How to error check a dragon

That is to say…

How do I go about checking every bit of data that comes into a template, knowing that:

  • I’m too lazy to write a rule for every piece
  • A given data file may not require the same field filled in for every record
  • Extensible is better

Now this should be running headless and that means I’ll probably be filtering out bad records and dumping them separately. My current thought is have a stack of rules to see if a given data thing meets a criteria. Is it blank? Does it have a single double-quote in it (yeah, that’s a thing)? Is a date field a date? Does a number fall in a range? Whatever. Once I check all, or as little if this as possible, turn around and change the field to be something like DATA_EMPTY_FIELD or DATA_BAD_FIELD. The trick would be then I generate all the letters, even the bad.

You’re probably saying you yourself dear reader, “Self, doesn’t that defeat the point of the entire process?” And that’s where they magic happens.

So I can filter the data with a complex rule saying for a given letter and a given field what it has to be.

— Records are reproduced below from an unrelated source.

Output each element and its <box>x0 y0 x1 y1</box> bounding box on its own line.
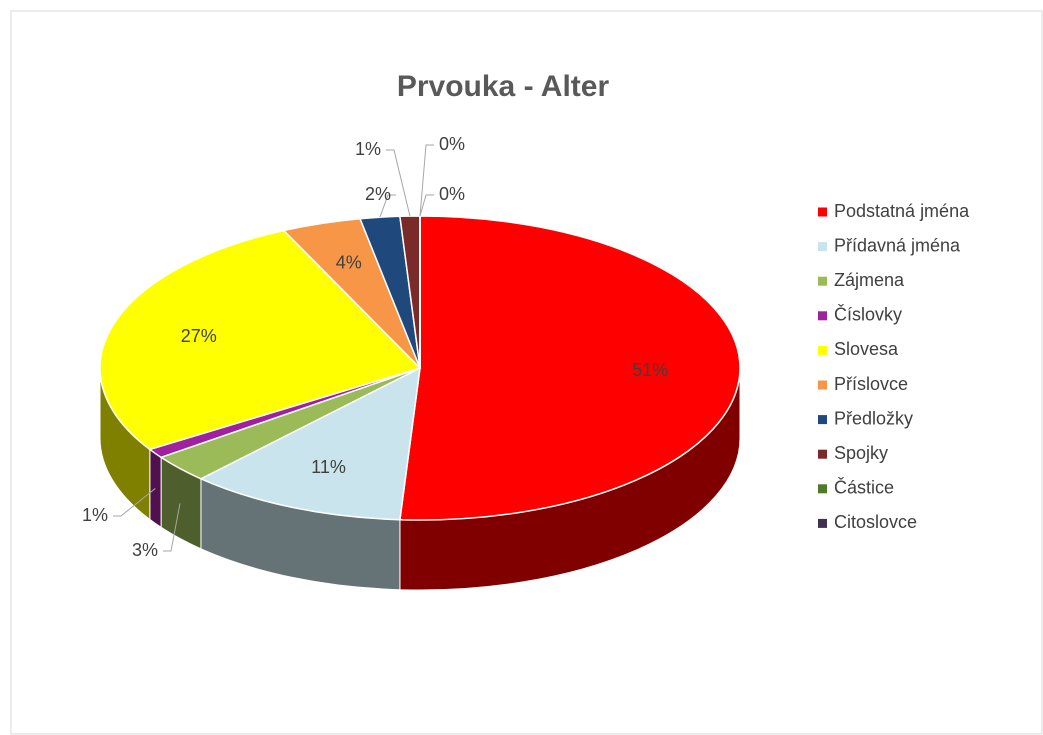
legend-label: Podstatná jména <box>834 201 970 221</box>
legend-swatch <box>818 449 827 459</box>
legend-label: Spojky <box>834 443 888 463</box>
data-label: 3% <box>132 540 158 560</box>
legend-label: Číslovky <box>834 304 902 325</box>
legend-label: Předložky <box>834 408 913 428</box>
legend-label: Zájmena <box>834 270 905 290</box>
slice <box>399 215 741 521</box>
legend-label: Slovesa <box>834 339 899 359</box>
data-label: 11% <box>311 457 346 477</box>
legend-swatch <box>818 276 827 286</box>
leader-line <box>379 194 396 218</box>
legend-swatch <box>818 518 827 528</box>
data-label: 27% <box>181 326 217 346</box>
leader-line <box>163 503 181 552</box>
slice <box>99 229 422 451</box>
data-label: 2% <box>365 184 391 204</box>
leader-line <box>419 144 434 217</box>
data-label: 1% <box>82 505 108 525</box>
legend-swatch <box>818 380 827 390</box>
data-label: 0% <box>439 184 465 204</box>
data-label: 51% <box>632 360 668 380</box>
data-label: 0% <box>439 134 465 154</box>
data-label: 1% <box>355 139 381 159</box>
legend-label: Citoslovce <box>834 512 917 532</box>
legend-swatch <box>818 415 827 425</box>
leader-line <box>419 194 434 217</box>
legend-label: Přídavná jména <box>834 235 961 255</box>
legend-swatch <box>818 207 827 217</box>
chart-title: Prvouka - Alter <box>397 70 610 103</box>
legend-swatch <box>818 242 827 252</box>
slice-side <box>149 448 162 529</box>
legend-swatch <box>818 484 827 494</box>
slice <box>199 366 421 521</box>
leader-line <box>113 488 156 517</box>
legend-label: Příslovce <box>834 374 908 394</box>
legend-label: Částice <box>834 477 894 498</box>
leader-line <box>386 149 411 217</box>
data-label: 4% <box>336 253 362 273</box>
legend-swatch <box>818 345 827 355</box>
legend-swatch <box>818 311 827 321</box>
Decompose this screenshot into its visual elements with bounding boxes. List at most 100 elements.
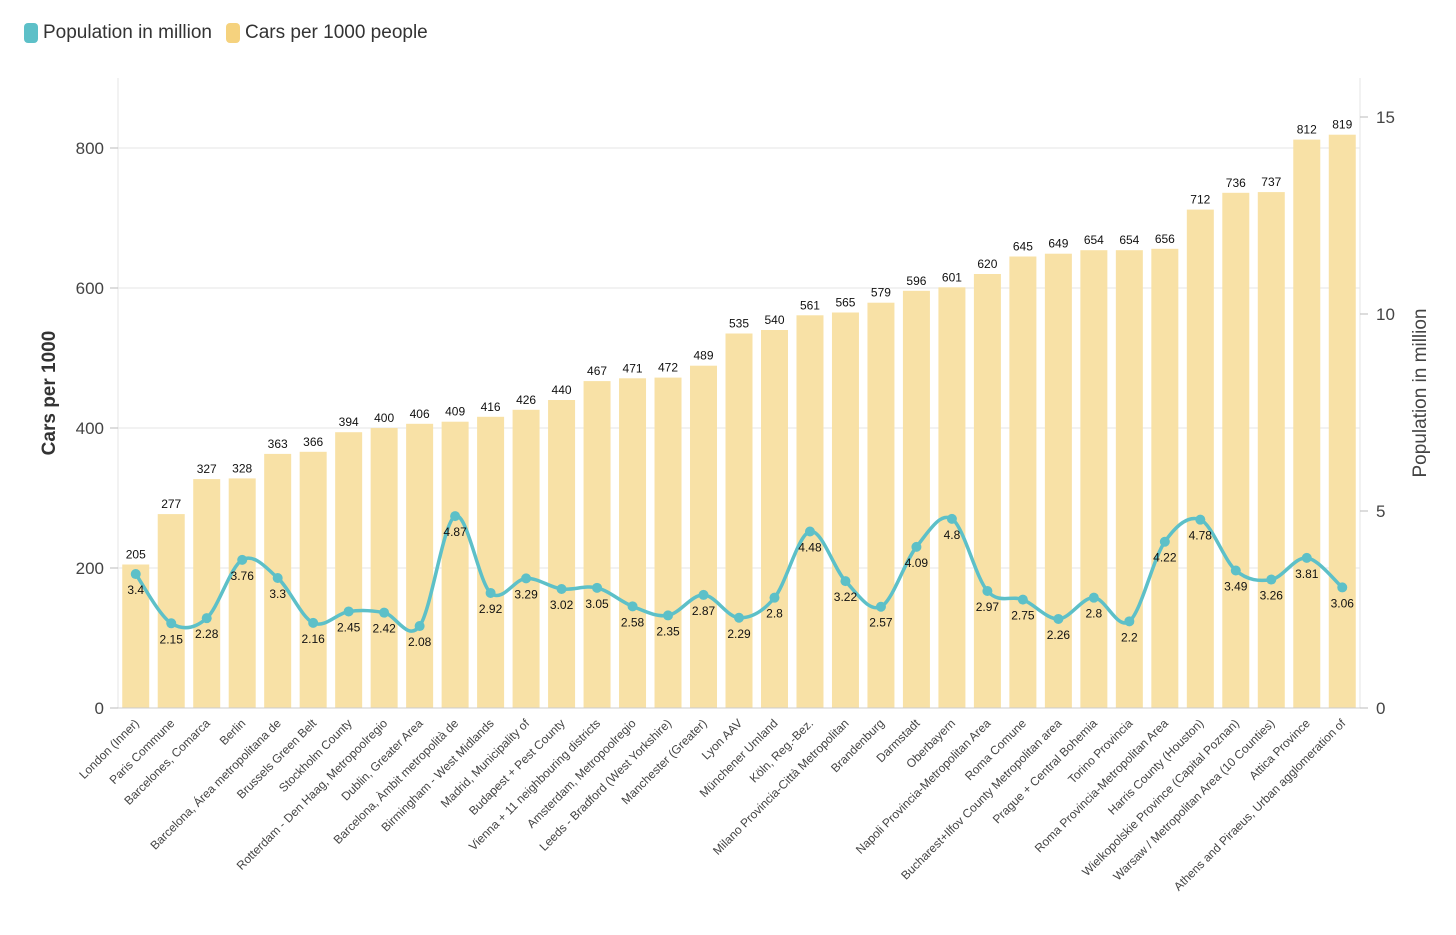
bar	[477, 416, 505, 708]
population-value-label: 2.87	[692, 604, 716, 618]
bar-value-label: 327	[197, 462, 217, 476]
bar	[370, 428, 398, 708]
population-value-label: 3.49	[1224, 579, 1248, 593]
bar-value-label: 535	[729, 317, 749, 331]
population-point	[769, 592, 780, 603]
bar	[938, 287, 966, 708]
bar-value-label: 737	[1261, 175, 1281, 189]
bar	[1044, 253, 1072, 708]
bar	[619, 378, 647, 708]
bar-value-label: 596	[906, 274, 926, 288]
population-point	[414, 621, 425, 632]
x-tick-label: London (Inner)	[76, 716, 142, 782]
population-value-label: 3.29	[514, 587, 538, 601]
bar-value-label: 736	[1226, 176, 1246, 190]
population-value-label: 2.29	[727, 627, 751, 641]
bar-value-label: 812	[1297, 123, 1317, 137]
bar	[1328, 134, 1356, 708]
bar	[441, 421, 469, 708]
population-value-label: 3.06	[1331, 596, 1355, 610]
population-value-label: 2.15	[160, 632, 184, 646]
population-point	[1124, 616, 1135, 627]
population-value-label: 4.78	[1189, 529, 1213, 543]
bar-value-label: 579	[871, 286, 891, 300]
population-point	[379, 607, 390, 618]
bar	[690, 365, 718, 708]
bar	[831, 312, 859, 708]
legend-item-cars[interactable]: Cars per 1000 people	[226, 22, 428, 44]
y-axis-left-title: Cars per 1000	[39, 331, 60, 456]
population-value-label: 2.57	[869, 616, 893, 630]
population-value-label: 3.4	[127, 583, 144, 597]
bar-value-label: 467	[587, 364, 607, 378]
population-point	[734, 612, 744, 623]
y-axis-right-title: Population in million	[1410, 309, 1431, 478]
bar	[228, 478, 256, 708]
population-value-label: 4.87	[443, 525, 467, 539]
population-point	[982, 585, 993, 596]
legend-item-population[interactable]: Population in million	[24, 22, 212, 44]
population-value-label: 2.58	[621, 615, 645, 629]
population-point	[627, 601, 638, 612]
bar-value-label: 472	[658, 361, 678, 375]
population-point	[166, 618, 177, 629]
population-point	[1230, 565, 1241, 576]
legend-label-population: Population in million	[43, 22, 212, 43]
bar-value-label: 654	[1119, 233, 1139, 247]
bar-value-label: 400	[374, 411, 394, 425]
x-tick-label: Vienna + 11 neighbouring districts	[466, 716, 603, 853]
population-value-label: 3.3	[269, 587, 286, 601]
bar	[548, 400, 576, 708]
population-point	[308, 617, 319, 628]
bar	[335, 432, 363, 708]
bar	[157, 514, 185, 708]
bar-value-label: 426	[516, 393, 536, 407]
population-value-label: 3.02	[550, 598, 574, 612]
bar-value-label: 620	[977, 257, 997, 271]
y-right-tick-label: 5	[1376, 502, 1385, 521]
bar	[654, 377, 682, 708]
population-point	[946, 513, 957, 524]
bar	[725, 333, 753, 708]
population-point	[1266, 574, 1277, 585]
bar	[1222, 192, 1250, 709]
population-value-label: 2.16	[301, 632, 325, 646]
bar-value-label: 601	[942, 270, 962, 284]
bar	[512, 409, 540, 708]
population-point	[911, 541, 922, 552]
x-tick-label: Roma Comune	[962, 716, 1029, 783]
population-value-label: 3.22	[834, 590, 858, 604]
population-value-label: 2.75	[1011, 609, 1035, 623]
bar	[1293, 139, 1321, 709]
population-point	[521, 573, 532, 584]
y-left-tick-label: 800	[76, 139, 104, 158]
population-value-label: 2.92	[479, 602, 503, 616]
bar-value-label: 409	[445, 405, 465, 419]
y-left-tick-label: 400	[76, 419, 104, 438]
bar-value-label: 205	[126, 548, 146, 562]
population-value-label: 2.26	[1047, 628, 1071, 642]
population-point	[698, 589, 709, 600]
population-point	[237, 554, 248, 565]
population-point	[130, 569, 141, 580]
population-point	[1301, 552, 1312, 563]
bar	[299, 451, 327, 708]
population-point	[804, 526, 815, 537]
y-left-tick-label: 0	[95, 699, 104, 718]
legend-swatch-population	[24, 23, 38, 43]
bar-value-label: 645	[1013, 240, 1033, 254]
population-point	[1017, 594, 1028, 605]
population-value-label: 2.2	[1121, 630, 1138, 644]
bar	[583, 381, 611, 708]
population-value-label: 2.28	[195, 627, 219, 641]
bar-value-label: 277	[161, 497, 181, 511]
x-tick-label: Leeds - Bradford (West Yorkshire)	[537, 716, 675, 854]
bar-value-label: 328	[232, 461, 252, 475]
population-value-label: 4.22	[1153, 551, 1177, 565]
population-value-label: 2.97	[976, 600, 1000, 614]
legend-swatch-cars	[226, 23, 240, 43]
population-point	[663, 610, 674, 621]
population-value-label: 3.26	[1260, 589, 1284, 603]
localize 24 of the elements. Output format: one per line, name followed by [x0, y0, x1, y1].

This would be a terrible amount of filtering, prone to human error, and entirely one off rules. After everything then, each rule would then need to congregate all the different filters ouputs back together to either give single good or bad files and… No, I’m not doing this, I started working a single basic rule for one letter version and only found problems.

I can though, and that’s where we get tricky, is parse PDFs. So I take the data, combine it with the text, make a single PDF. Split the PDF based on a constant, a constant that I put on all first pages of any given letter. We then filter into two branches based on just the words like DATA_BAD or DATA_EMPTY. These PDFs are then recombined and go to either a folder for review for the bad or to print for the good.

The best part is that most of this could turn into subprocesses that could be reused for any letter.

I have to wonder how much of a performance hit this will be and how much work I’m doing to solve a problem that shouldn’t even exist.